Disso, como se faz possível conciliar a aparente ambiguidade da norma ao expor o inadimplemento contratual e a força maior como motivos justos a rescisão contratual?
Respeitado entendimento divergente, não há fórmula objetiva para a solução e a análise deverá ser casuística. No peculiar momento pelo qual a humanidade atravessa, o núcleo a ser pesquisado cinge-se ao fato da possibilidade de cumprimento contratual pleno pelas partes, isto é, analisar frente ao atual cenário a possibilidade de a parte cumprir com sua obrigação contratual de forma integral ou fracionária apta a manter a relação contratual obrigacional.
Não aparenta a melhor prática manter, de forma açodada, a exigência de cumprimento de metas, abertura de novos clientes etc. em zona ou local que sofre os impactos diretos do isolamento social, da quarentena e do fechamento do comércio, porquanto, o inadimplemento dessas obrigações pelo representante, a primeiro toque, não seria injustificado, o que de plano afastaria incidência de penalização contratual.
No mesmo sentido, a invocação de força maior como justo motivo para a quebra contratual unilateral e sem o pagamento de indenização, merece acurada análise ao eventual caso posto em debate.

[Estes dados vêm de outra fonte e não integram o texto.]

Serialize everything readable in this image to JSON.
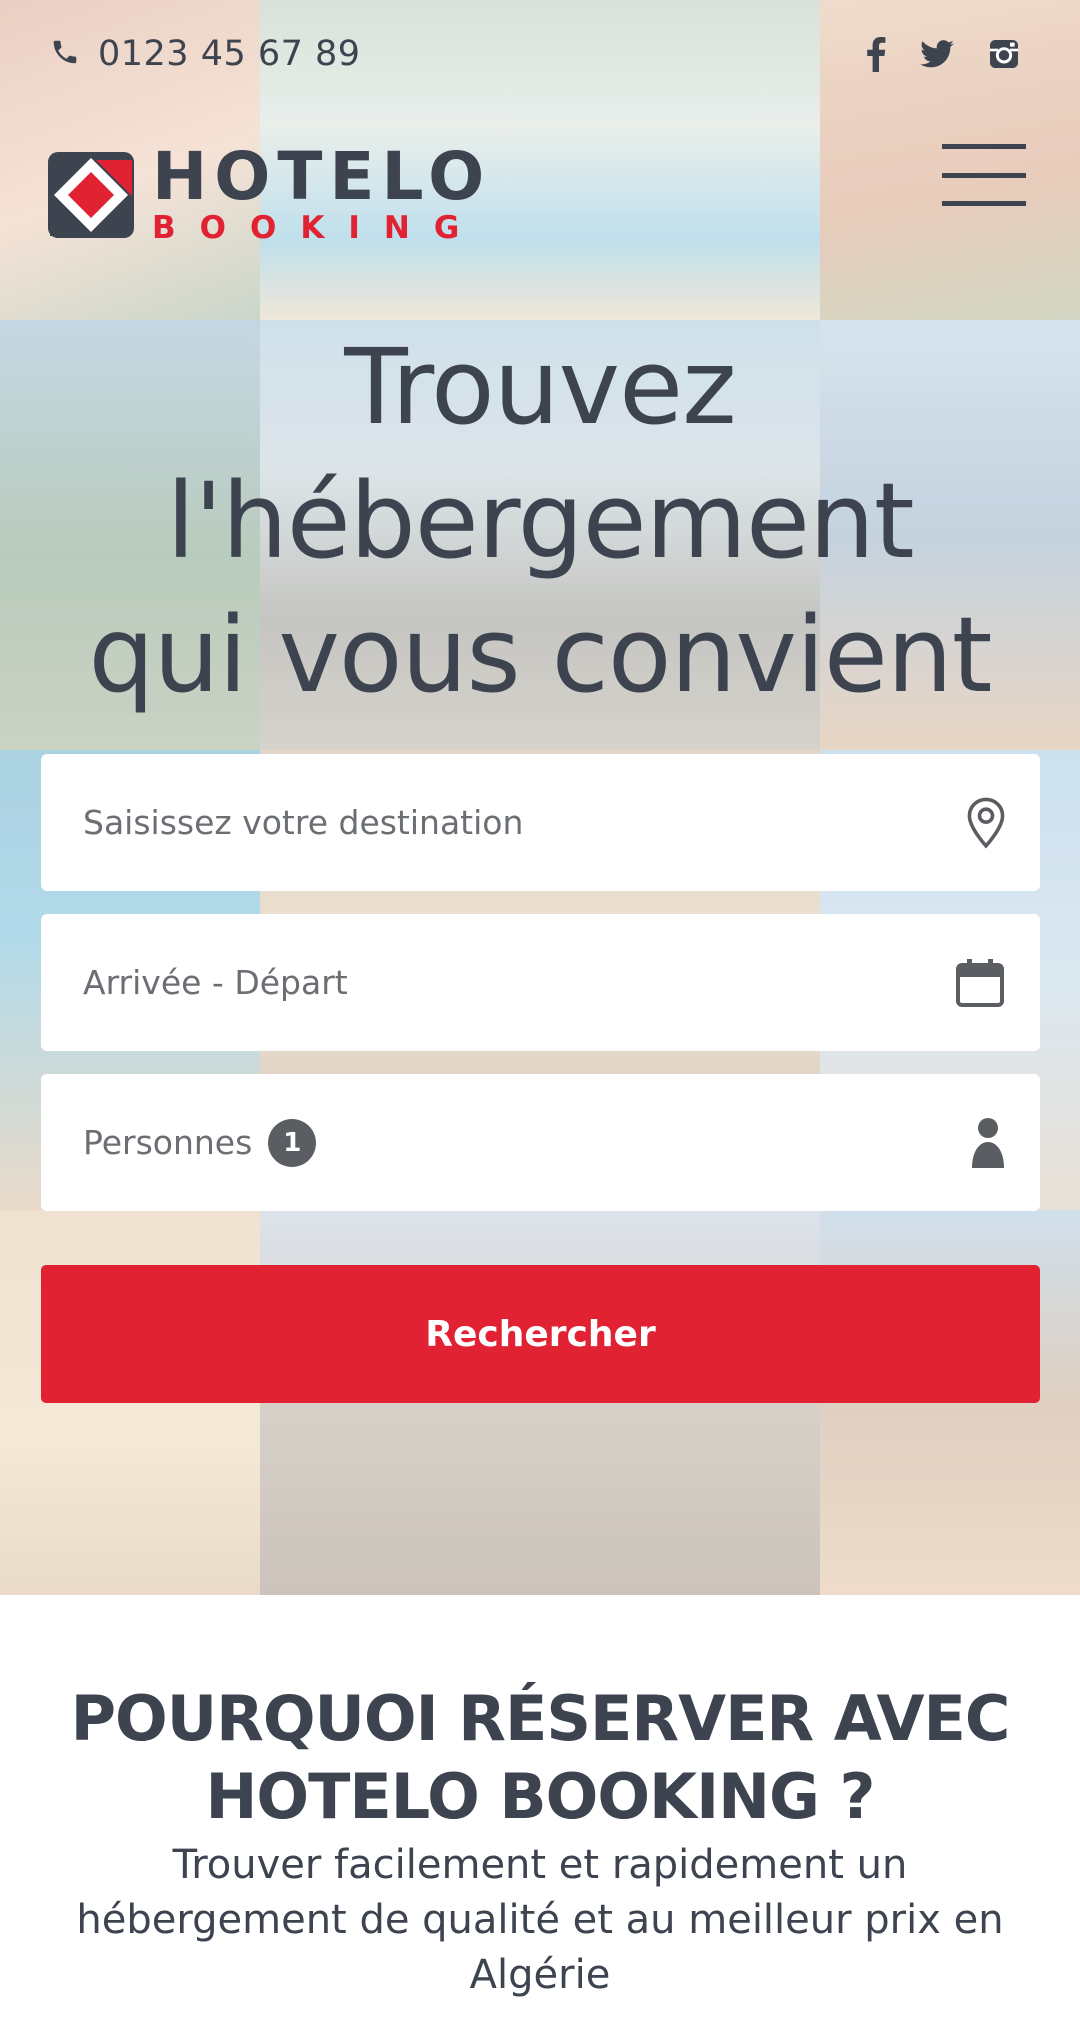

Isso porque, se o atual estado de calamidade pública vivenciado pelo país decorrente do Covid-19 ocasionar para a parte, representado ou representante, sua bancarrota ou a absoluta solução de continuidade de sua atividade econômica, a força maior poderá ser invocada por aquela parte que sofrer os efeitos diretos, mormente porque as consequências das medidas restritivas adotadas pelos órgãos responsáveis não poderão ser imputadas à parte, na exata medida de que os efeitos não eram possíveis evitar ou impedir (CC, art. 393, parágrafo único).
De outra análise, caso as medidas não tragam encerramento das atividades, mas mera redução no fluxo de caixa, não estará configurada a força maior como causa justificada e exigível para o encerramento unilateral do contrato, como, aliás, já decidiu o Superior Tribunal de Justiça.
Necessário alertar que a empresa representada não pode contribuir para a redução do fluxo de caixa do representante, por exemplo, retirando zonas de atuação, produtos, reduzindo comissionamento, dentre outros, pois se assim o fizer estará ela a praticar ato lesivo, autorizando a rescisão contratual por justo motivo imputável à representada.
Por fim, o momento requer serenidade na tomada de decisões e, acima de tudo, diálogo entre as partes; decisões açodadas e, em alguns casos, oportunistas, deverão ser evitadas. A preservação dos contratos deve ser o fim por todos almejado, pois, somente com tais conceitos se conseguirá a consolidação estratégica dos negócios encetados e a manutenção segura das atividades para sua plena retomada.